Located just to the north of St. Patrick’s Cathedral, the site at Bull Alley was cleared to develop 250 new units in tenements, in a symmetrical set of eight four-storey red brick blocks. (‘Tenements’ just means multiple rented units in a building, though for most people in Dublin, it conjures grim images of dozens of people packed into a filthy, dilapidated house.) The scheme was designed by Joseph & Smithem with R.J. Stirling between 1894 and 1904, followed by the nearby Hostel (1905), Baths (1906), Play Centre (1915, now Liberties College), and St. Patrick’s Park (1904).

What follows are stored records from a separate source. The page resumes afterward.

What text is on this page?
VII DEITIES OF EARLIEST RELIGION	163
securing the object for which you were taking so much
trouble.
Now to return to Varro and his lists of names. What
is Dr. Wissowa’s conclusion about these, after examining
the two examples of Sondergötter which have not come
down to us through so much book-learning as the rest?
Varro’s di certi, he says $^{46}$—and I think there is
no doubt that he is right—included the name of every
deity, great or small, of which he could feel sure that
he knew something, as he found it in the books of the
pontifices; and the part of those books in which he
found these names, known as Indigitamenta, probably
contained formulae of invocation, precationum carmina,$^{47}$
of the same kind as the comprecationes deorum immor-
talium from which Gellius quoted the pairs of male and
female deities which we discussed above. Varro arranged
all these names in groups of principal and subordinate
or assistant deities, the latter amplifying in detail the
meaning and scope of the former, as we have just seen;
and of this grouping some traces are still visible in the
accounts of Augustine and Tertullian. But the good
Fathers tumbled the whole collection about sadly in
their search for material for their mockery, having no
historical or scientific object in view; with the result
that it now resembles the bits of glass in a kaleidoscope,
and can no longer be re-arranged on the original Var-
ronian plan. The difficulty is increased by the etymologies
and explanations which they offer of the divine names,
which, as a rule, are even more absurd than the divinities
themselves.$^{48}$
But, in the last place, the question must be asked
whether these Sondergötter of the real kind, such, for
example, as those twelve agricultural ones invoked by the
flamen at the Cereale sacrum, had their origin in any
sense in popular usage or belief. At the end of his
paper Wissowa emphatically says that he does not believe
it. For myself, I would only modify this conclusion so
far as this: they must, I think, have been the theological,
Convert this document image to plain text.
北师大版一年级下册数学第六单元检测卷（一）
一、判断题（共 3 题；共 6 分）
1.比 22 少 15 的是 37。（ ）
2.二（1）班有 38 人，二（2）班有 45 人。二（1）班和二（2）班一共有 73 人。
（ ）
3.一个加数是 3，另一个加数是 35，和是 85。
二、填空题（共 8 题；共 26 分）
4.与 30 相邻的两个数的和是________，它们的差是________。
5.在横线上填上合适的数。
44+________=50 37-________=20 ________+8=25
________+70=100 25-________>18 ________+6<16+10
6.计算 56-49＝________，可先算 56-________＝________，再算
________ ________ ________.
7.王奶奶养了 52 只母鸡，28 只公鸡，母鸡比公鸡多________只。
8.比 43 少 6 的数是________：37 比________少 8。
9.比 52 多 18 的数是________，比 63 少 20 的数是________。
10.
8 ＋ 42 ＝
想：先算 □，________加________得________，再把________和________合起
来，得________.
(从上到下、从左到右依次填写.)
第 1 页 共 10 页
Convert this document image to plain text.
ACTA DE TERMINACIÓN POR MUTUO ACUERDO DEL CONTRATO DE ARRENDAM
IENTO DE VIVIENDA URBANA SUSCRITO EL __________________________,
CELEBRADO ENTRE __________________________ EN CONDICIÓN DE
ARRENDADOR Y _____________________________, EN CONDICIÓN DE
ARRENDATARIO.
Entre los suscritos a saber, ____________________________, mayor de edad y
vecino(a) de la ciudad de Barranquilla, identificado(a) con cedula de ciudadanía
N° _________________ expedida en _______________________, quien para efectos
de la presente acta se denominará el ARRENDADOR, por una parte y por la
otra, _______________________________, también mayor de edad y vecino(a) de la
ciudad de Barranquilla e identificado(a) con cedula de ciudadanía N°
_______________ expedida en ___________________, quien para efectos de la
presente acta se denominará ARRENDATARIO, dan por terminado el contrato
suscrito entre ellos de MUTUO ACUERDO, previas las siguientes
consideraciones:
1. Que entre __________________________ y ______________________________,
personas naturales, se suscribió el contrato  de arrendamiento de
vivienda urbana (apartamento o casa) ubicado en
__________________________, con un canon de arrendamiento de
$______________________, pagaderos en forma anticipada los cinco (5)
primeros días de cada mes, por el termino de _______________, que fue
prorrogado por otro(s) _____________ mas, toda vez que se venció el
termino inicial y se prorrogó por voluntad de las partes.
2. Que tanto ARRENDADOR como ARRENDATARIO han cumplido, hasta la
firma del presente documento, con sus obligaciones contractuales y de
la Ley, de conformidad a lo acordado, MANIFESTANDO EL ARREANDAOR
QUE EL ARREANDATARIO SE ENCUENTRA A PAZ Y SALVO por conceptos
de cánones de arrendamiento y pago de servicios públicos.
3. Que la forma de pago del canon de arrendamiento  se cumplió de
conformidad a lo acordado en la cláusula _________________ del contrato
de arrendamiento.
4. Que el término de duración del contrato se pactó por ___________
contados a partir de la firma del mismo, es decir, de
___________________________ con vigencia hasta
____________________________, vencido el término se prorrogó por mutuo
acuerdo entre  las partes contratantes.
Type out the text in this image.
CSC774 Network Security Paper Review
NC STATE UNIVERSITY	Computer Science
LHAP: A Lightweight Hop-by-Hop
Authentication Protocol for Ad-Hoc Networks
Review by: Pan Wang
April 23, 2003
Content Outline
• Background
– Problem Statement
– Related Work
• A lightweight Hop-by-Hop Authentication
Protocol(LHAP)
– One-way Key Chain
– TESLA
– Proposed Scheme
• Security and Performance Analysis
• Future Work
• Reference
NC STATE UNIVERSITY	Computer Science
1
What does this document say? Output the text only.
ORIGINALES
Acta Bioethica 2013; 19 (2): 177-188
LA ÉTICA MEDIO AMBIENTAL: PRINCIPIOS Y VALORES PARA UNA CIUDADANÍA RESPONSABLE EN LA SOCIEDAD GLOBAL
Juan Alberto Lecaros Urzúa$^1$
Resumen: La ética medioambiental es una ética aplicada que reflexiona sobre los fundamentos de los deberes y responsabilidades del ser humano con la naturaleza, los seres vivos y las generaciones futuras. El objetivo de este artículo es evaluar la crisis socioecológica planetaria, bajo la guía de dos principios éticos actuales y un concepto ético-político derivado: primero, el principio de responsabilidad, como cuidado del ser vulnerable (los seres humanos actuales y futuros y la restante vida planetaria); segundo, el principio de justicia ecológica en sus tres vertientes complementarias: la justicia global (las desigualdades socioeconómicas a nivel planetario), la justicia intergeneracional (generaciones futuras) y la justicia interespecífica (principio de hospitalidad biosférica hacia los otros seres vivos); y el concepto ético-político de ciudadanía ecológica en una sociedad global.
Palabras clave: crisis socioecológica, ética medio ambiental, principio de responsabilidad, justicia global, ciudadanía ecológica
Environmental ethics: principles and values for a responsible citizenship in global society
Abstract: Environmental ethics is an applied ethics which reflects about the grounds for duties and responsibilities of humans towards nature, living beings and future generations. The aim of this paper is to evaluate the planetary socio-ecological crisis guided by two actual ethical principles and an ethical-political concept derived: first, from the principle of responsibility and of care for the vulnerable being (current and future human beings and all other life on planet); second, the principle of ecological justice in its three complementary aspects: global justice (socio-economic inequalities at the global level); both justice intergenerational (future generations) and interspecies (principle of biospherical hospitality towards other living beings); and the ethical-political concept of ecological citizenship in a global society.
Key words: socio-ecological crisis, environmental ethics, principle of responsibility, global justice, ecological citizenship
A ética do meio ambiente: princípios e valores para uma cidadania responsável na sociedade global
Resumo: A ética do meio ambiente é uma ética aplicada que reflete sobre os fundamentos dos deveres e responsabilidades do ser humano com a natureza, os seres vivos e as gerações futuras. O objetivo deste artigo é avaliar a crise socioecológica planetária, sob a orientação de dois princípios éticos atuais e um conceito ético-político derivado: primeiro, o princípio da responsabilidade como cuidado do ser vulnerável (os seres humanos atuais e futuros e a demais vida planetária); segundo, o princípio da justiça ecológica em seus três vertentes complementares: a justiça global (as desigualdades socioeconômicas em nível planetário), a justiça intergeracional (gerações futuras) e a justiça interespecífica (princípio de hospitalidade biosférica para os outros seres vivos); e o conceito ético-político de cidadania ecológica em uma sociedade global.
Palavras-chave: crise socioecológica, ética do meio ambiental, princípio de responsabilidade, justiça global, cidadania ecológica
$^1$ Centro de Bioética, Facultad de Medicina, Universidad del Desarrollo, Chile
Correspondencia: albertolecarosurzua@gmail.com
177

The entrances to the eight blocks are indicated with letters (A-H) set above the doors, and gates provide access to the central yard areas on either side of the Play Centre. Small copper domes – visible on Google satellite view below – mark the stairwells, and the roof is a mansard style. The mansard (which is a double pitch – one with a steep pitch, then a shallower one approaching the ridge) is most visible on my favourite part of the building, which is the gable facing St. Patrick’s Park with the decorative chimney framing the date stone.
One of the flats – in its original condition thanks to its former tenant, Nellie Molloy – is maintained as a museum by the Iveagh Trust and has been accessible during Open House Dublin in past years. It seems to have been really popular, so maybe it’ll be included again.